Newsflash: Women Work Out , Too!

by Mikki Halpin

The New York Times has a blog post up today about how exercise science has ignored women. The piece cites New Zealand researcher Dr. David Rowlands, who did a study on male cyclists in 2008 that found they exhibited a 4% performance gain if they ate protein and carbs after workouts, as opposed to just carbs. He theorized that the protein repair muscle damage and aided in processing the carbs as fuel. The study aligned with other similar studies and the word went out to athletes to adjust their training accordingly.

Two years later, Dr. Rowlands has done another study, this time with female cyclists. 

This time, though, the results were quite different. The women showed no clear benefit from protein during recovery. They couldn’t ride harder or longer. In fact, the women who received protein said that their legs felt more tired and sore during the intervals than did women who downed only carbohydrates. The results, Dr. Rowlands says, were “something of a surprise.”

Yeah. Surprise! The Times piece cites another study on carb-loading before exercise that also found women experienced very different effects. Male subjects absorbed the fuel efficiently; women did not. And yet, we’re all told that carb loading before a big event is a good idea.

The piece concludes:

In the meantime, female athletes should view with skepticism the results from exercise studies that use only male subjects. As Dr. Rowlands says — echoing a chorus of men before him — when it comes to women, there’s a great deal that sports scientists “just don’t understand.”

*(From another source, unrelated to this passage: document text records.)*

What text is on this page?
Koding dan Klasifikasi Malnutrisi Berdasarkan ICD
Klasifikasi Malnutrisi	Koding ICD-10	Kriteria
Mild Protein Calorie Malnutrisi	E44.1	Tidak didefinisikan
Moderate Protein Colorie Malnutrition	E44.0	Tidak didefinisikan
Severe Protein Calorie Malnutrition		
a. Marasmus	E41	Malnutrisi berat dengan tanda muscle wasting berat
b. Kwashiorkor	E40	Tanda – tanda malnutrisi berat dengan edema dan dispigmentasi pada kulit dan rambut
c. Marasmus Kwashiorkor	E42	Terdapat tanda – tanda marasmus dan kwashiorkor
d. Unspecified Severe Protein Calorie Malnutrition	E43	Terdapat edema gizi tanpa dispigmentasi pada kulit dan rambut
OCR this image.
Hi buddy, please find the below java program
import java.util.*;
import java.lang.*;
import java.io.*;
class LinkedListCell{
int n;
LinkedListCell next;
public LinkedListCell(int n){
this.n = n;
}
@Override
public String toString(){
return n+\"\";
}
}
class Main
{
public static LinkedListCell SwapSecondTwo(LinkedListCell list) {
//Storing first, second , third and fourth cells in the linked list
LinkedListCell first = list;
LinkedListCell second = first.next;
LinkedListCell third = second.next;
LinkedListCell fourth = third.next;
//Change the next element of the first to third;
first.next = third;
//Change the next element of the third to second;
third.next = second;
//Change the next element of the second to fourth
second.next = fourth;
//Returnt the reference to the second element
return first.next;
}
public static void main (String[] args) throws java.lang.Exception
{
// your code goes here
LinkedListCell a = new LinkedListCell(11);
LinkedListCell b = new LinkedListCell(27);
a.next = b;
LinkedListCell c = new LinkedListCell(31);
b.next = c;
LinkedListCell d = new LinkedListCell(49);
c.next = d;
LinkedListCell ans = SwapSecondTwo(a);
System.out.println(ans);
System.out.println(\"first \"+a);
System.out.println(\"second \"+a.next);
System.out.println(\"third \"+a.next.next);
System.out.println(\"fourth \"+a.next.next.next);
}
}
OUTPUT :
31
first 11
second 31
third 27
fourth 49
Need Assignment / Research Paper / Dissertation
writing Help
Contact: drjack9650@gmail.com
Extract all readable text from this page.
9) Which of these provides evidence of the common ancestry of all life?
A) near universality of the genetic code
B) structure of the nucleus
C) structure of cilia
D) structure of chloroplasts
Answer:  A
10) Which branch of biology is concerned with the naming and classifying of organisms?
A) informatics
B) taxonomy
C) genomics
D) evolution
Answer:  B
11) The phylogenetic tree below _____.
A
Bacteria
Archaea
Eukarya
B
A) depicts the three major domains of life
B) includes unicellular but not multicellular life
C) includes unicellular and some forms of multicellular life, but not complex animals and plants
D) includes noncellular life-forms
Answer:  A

Ergh, this is infuriating! I mean, it’s great that some scientists are now figuring this out, but I think of all the received wisdom we all walk around with–when to stretch, what to eat, optimal heart rates–and I wonder how much of it is totally off. Not only is it bad for athletes who happen to be women, but also for those of us who just like to (or have to) exercise.

Yet another reason we need to view male-dominated research more critically–and another reason we need more women scientists!

(The image is Olympian Wilma Rudolph, who overcame polio and won 3 gold medals at the 1960 games.)